Haha, nobody wanted to talk to us. Some would start talking, then soon
after see our name tags and nearly run away or throw out funny excuses
of why they needed to take off. It was quite funny, but really
irritating too. Come on, we are fairly normal! So, we keep walking
around and decide we want to really follow what God wanted us to be
doing. Sister Benson told me to pick a door that I felt inclined to go
and knock on, since street contacting was not working. We walk for a bit
more, then I say, "Ok. 607, that's the one!" So we climb the flight of
stairs and knock, and wait. This young girl, about 18, comes out and is
so interested! Oh my gosh, it was so cool. We stood and talked with her
about the Book of Mormon and showed her the video, "Because of Him" for
about 15 minutes. She could not wait to start reading the Book of Mormon
and to meet with us again. Moments like that just make everything worth
it. We were able to talk to someone who was wanting, searching and
yearning to know. I love letting the spirit guide!
Well. We had a heart breaker the next day.
Like, reall heart breaker. We went to see Florita again, we were going
to help her go through her belongings so she can get rid of her storage
unit. We climbed the stairs to her apartment and see on the front porch
her large print Book of Mormon we had brought by and a book from Relief
Society. Well, she was either studying outside this morning, or she is
about to kick us to the curb. It was the latter. I still feel like I am
about to cry as I think about it. Florita opened her door, started to
explain to us how she needs to stop meeting with us through her teary
eyes. She explained how hard it is for her to turn people away, but she
can't do it anymore because she was raised differently and doesn't feel
comfortable. We are pretty sure her kids talked to her and convinced her
that we were a bad influence. She felt so guilty and was torn between
them or us, so it is understandable. Our hearts ached as she handed us
the books back and we told, yet another wonderful woman, how much we
love her and that we still want to keep in touch and help her in anyway
she needs. We drove away and the tears just poured down out. Not again! I
was so sad and wondering how many more times my heart can handle this,
how many more people can I love and then let them turn away? I again
felt a little of how the Savior must feel when so many turned away from
Him and still turn away from Him. Each time it happens, it is after they
have a wonderful experience with the spirit, then they become afraid of
change and turn and run, as if it had never happened. My spirit is
lifted in joy when they experience the power of the Holy Ghost and love
it, but then totally and utterly crushed when they turn away from it.
It's ok though. It put me in a position where I could really figure out
why I am here and let myself be humbled enough to trust God more than
myself. Missionary work is most definitely not easy or convenient. It is
hard and draining and it sometimes runs you until you feel broken and
like there is absolutely nothing left within your heart to give. I felt
like I was experiencing a trust fall with God this whole week.

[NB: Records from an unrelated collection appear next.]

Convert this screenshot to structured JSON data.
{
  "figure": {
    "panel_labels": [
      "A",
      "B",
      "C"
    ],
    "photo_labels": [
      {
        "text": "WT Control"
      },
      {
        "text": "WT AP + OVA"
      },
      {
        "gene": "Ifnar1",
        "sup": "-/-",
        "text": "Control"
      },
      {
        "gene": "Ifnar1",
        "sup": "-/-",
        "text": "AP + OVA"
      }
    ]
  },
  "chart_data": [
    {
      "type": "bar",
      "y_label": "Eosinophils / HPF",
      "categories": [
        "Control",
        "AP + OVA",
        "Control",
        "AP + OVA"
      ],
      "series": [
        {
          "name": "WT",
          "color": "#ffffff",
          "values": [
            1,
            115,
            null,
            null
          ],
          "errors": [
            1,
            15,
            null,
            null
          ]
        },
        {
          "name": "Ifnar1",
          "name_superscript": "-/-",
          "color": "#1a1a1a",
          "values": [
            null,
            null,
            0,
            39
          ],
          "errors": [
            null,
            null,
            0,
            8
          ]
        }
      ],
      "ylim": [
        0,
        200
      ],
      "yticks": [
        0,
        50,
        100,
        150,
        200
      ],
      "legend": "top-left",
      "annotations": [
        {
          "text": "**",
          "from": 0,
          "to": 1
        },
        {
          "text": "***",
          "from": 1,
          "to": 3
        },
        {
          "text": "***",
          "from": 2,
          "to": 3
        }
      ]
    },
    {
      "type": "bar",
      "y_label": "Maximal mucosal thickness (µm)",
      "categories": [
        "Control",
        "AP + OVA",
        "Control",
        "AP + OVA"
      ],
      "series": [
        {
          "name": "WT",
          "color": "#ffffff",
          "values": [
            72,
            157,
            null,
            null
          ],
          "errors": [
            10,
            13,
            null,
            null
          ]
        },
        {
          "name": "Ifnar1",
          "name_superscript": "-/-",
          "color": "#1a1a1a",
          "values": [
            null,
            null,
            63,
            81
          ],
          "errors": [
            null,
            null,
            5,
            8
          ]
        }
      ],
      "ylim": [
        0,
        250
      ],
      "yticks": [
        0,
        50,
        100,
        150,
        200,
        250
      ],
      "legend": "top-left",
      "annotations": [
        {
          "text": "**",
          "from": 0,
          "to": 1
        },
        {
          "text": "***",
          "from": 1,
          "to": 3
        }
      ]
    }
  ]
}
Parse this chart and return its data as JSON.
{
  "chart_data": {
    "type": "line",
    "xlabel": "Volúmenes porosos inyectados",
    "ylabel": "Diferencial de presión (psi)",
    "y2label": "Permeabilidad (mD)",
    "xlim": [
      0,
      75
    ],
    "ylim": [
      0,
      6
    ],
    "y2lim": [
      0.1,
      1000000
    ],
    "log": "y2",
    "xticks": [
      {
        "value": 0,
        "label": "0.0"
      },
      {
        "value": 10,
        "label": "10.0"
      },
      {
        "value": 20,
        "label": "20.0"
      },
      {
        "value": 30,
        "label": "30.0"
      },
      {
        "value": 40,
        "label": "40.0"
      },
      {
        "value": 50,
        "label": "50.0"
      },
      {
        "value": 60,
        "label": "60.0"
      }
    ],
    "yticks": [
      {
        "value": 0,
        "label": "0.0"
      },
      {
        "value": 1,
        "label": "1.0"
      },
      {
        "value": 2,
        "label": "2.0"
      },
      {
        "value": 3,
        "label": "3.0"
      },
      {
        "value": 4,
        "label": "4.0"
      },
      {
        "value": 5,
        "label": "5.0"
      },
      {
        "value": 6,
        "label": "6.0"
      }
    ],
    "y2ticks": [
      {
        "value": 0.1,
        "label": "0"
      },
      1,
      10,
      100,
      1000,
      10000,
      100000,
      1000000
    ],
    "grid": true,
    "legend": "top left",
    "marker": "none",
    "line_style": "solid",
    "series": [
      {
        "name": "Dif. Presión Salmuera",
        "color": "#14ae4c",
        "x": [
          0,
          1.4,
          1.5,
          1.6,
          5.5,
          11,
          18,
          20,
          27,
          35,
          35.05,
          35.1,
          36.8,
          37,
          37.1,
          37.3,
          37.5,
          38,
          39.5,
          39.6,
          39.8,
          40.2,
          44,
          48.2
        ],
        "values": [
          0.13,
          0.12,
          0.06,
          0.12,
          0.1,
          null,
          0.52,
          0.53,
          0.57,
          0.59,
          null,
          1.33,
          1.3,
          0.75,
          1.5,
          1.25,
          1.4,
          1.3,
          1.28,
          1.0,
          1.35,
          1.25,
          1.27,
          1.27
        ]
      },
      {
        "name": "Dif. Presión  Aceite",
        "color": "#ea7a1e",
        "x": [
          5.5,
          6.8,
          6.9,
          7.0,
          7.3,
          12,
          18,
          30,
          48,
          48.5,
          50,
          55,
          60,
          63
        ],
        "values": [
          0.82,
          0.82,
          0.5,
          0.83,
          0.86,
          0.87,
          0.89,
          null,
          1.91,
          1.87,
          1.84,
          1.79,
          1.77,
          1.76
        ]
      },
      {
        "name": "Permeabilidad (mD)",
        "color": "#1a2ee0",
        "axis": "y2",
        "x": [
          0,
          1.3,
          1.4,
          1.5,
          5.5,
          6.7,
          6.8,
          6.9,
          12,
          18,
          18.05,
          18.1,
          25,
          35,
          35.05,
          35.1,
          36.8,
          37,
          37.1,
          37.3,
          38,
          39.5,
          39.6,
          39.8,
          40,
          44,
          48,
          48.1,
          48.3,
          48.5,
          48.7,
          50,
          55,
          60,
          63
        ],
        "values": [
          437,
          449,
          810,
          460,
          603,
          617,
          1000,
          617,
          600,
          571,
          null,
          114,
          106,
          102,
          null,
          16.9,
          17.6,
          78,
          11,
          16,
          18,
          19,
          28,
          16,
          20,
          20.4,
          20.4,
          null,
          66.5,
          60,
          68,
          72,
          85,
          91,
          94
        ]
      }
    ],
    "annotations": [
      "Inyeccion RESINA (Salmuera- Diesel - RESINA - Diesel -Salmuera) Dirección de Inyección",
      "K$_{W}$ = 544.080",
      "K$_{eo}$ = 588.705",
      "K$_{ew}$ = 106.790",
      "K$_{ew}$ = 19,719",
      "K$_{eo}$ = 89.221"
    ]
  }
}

Experiences were pulling my feet out from under me and I was falling, I
tried using all of my own resources. Tried and tried and tried, until I
really felt beat. And I was falling, hard! Without falling, I never
could have been caught by God though. When we feel like we have nothing
left to give, we finally are humble enough to tell God, "Alright, that
was it, I have nothing left in me. No more love to give, no more ideas
of things to do. No more words to speak. Nothing, I have given my all
and am finally recognizing that I do need your help." I definitely got
to that point this week and I felt so weak! I am so grateful for that
though. I needed to be humbled, I needed to recognize that I cannot do
this on my own. I finally let myself fall into God's arms. My faith and
my heart is becoming stronger because of these experiences, these difficult experiences.

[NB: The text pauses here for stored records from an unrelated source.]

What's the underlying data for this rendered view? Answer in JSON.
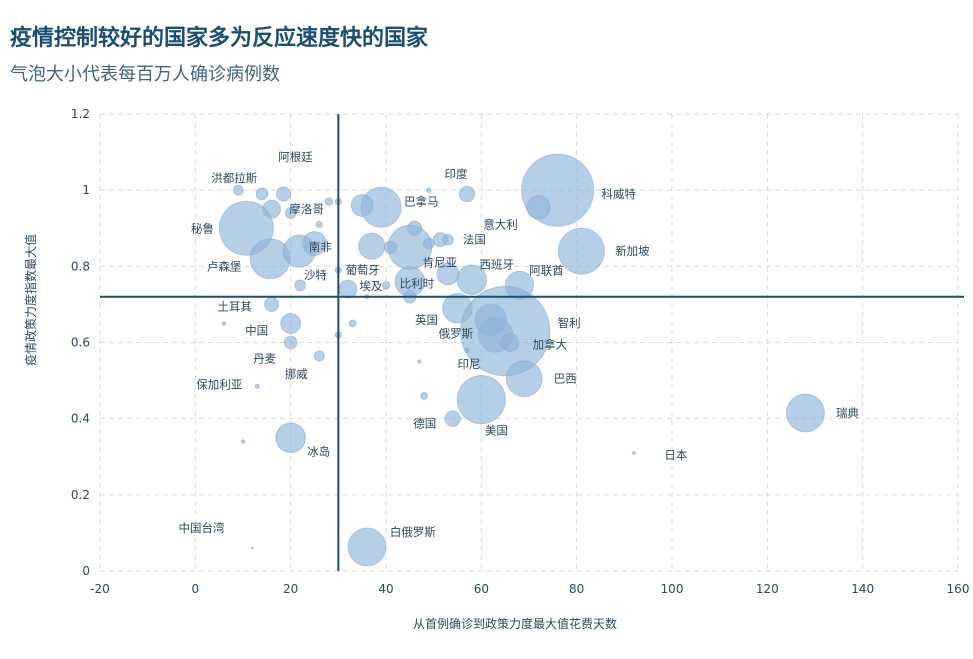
{
  "chart_data": {
    "type": "scatter",
    "title": "疫情控制较好的国家多为反应速度快的国家",
    "subtitle": "气泡大小代表每百万人确诊病例数",
    "xlabel": "从首例确诊到政策力度最大值花费天数",
    "ylabel": "疫情政策力度指数最大值",
    "xlim": [
      -20,
      160
    ],
    "ylim": [
      0,
      1.2
    ],
    "xticks": [
      "-20",
      "0",
      "20",
      "40",
      "60",
      "80",
      "100",
      "120",
      "140",
      "160"
    ],
    "yticks": [
      "0",
      "0.2",
      "0.4",
      "0.6",
      "0.8",
      "1",
      "1.2"
    ],
    "grid": true,
    "reference_lines": {
      "x": 30,
      "y": 0.72
    },
    "colors": {
      "bubble": "#8fb4d8",
      "line": "#1b4f72",
      "title": "#1b4f72",
      "label": "#2c4a63"
    },
    "points": [
      {
        "name": "阿根廷",
        "x": 18.5,
        "y": 0.99,
        "size": 5
      },
      {
        "name": "洪都拉斯",
        "x": 9,
        "y": 1.0,
        "size": 2.5
      },
      {
        "name": "摩洛哥",
        "x": 16,
        "y": 0.95,
        "size": 8
      },
      {
        "name": "秘鲁",
        "x": 10.7,
        "y": 0.9,
        "size": 73
      },
      {
        "name": "卢森堡",
        "x": 15.7,
        "y": 0.82,
        "size": 40
      },
      {
        "name": "南非",
        "x": 21.8,
        "y": 0.84,
        "size": 26
      },
      {
        "name": "沙特",
        "x": 30,
        "y": 0.79,
        "size": 1
      },
      {
        "name": "葡萄牙",
        "x": 37,
        "y": 0.853,
        "size": 17
      },
      {
        "name": "埃及",
        "x": 32,
        "y": 0.74,
        "size": 8
      },
      {
        "name": "比利时",
        "x": 45,
        "y": 0.76,
        "size": 22
      },
      {
        "name": "肯尼亚",
        "x": 45,
        "y": 0.85,
        "size": 48
      },
      {
        "name": "法国",
        "x": 51.4,
        "y": 0.87,
        "size": 5
      },
      {
        "name": "印度",
        "x": 57,
        "y": 0.99,
        "size": 6
      },
      {
        "name": "巴拿马",
        "x": 39,
        "y": 0.955,
        "size": 40
      },
      {
        "name": "意大利",
        "x": 72,
        "y": 0.955,
        "size": 14
      },
      {
        "name": "科威特",
        "x": 76,
        "y": 1.0,
        "size": 130
      },
      {
        "name": "新加坡",
        "x": 81,
        "y": 0.84,
        "size": 53
      },
      {
        "name": "西班牙",
        "x": 58,
        "y": 0.765,
        "size": 22
      },
      {
        "name": "阿联酋",
        "x": 68,
        "y": 0.75,
        "size": 20
      },
      {
        "name": "英国",
        "x": 55,
        "y": 0.69,
        "size": 22
      },
      {
        "name": "俄罗斯",
        "x": 62,
        "y": 0.66,
        "size": 25
      },
      {
        "name": "智利",
        "x": 65,
        "y": 0.63,
        "size": 200
      },
      {
        "name": "加拿大",
        "x": 66,
        "y": 0.6,
        "size": 8
      },
      {
        "name": "印尼",
        "x": 57,
        "y": 0.58,
        "size": 0.5
      },
      {
        "name": "巴西",
        "x": 69,
        "y": 0.505,
        "size": 32
      },
      {
        "name": "德国",
        "x": 54,
        "y": 0.4,
        "size": 6
      },
      {
        "name": "美国",
        "x": 60,
        "y": 0.45,
        "size": 58
      },
      {
        "name": "瑞典",
        "x": 128,
        "y": 0.415,
        "size": 36
      },
      {
        "name": "日本",
        "x": 92,
        "y": 0.31,
        "size": 0.2
      },
      {
        "name": "土耳其",
        "x": 16,
        "y": 0.7,
        "size": 5
      },
      {
        "name": "中国",
        "x": 20,
        "y": 0.65,
        "size": 10
      },
      {
        "name": "丹麦",
        "x": 20,
        "y": 0.6,
        "size": 4
      },
      {
        "name": "挪威",
        "x": 26,
        "y": 0.565,
        "size": 2.5
      },
      {
        "name": "保加利亚",
        "x": 13,
        "y": 0.485,
        "size": 0.4
      },
      {
        "name": "冰岛",
        "x": 20,
        "y": 0.35,
        "size": 22
      },
      {
        "name": "中国台湾",
        "x": 12,
        "y": 0.06,
        "size": 0.1
      },
      {
        "name": "白俄罗斯",
        "x": 36,
        "y": 0.063,
        "size": 36
      }
    ],
    "unlabeled_points": [
      {
        "x": 14,
        "y": 0.99,
        "size": 3.5
      },
      {
        "x": 20,
        "y": 0.94,
        "size": 3
      },
      {
        "x": 25,
        "y": 0.86,
        "size": 14
      },
      {
        "x": 22,
        "y": 0.75,
        "size": 3
      },
      {
        "x": 30,
        "y": 0.97,
        "size": 1
      },
      {
        "x": 28,
        "y": 0.97,
        "size": 1.5
      },
      {
        "x": 26,
        "y": 0.91,
        "size": 1
      },
      {
        "x": 35,
        "y": 0.96,
        "size": 12
      },
      {
        "x": 41,
        "y": 0.85,
        "size": 4
      },
      {
        "x": 46,
        "y": 0.9,
        "size": 5
      },
      {
        "x": 49,
        "y": 0.86,
        "size": 3
      },
      {
        "x": 53,
        "y": 0.87,
        "size": 3
      },
      {
        "x": 45,
        "y": 0.72,
        "size": 4
      },
      {
        "x": 40,
        "y": 0.75,
        "size": 1.5
      },
      {
        "x": 33,
        "y": 0.65,
        "size": 1.2
      },
      {
        "x": 30,
        "y": 0.62,
        "size": 1
      },
      {
        "x": 48,
        "y": 0.46,
        "size": 1.2
      },
      {
        "x": 53,
        "y": 0.78,
        "size": 12
      },
      {
        "x": 63,
        "y": 0.62,
        "size": 30
      },
      {
        "x": 6,
        "y": 0.65,
        "size": 0.3
      },
      {
        "x": 10,
        "y": 0.34,
        "size": 0.3
      },
      {
        "x": 49,
        "y": 1.0,
        "size": 0.5
      },
      {
        "x": 47,
        "y": 0.55,
        "size": 0.3
      },
      {
        "x": 36,
        "y": 0.72,
        "size": 0.4
      }
    ]
  }
}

I love you all so very much. I have to get
going! I am doing great and am seriously so beyond thankful for this
time I have been given to learn so much. I feel so blessed. Thank you
for my letters, emails and packages this week! They brought me so much
joy and I felt so close to each of you who reached out to me. You really
are inspired in your words, they always speak something sweet and
needed to my spirit. I love you forever and always!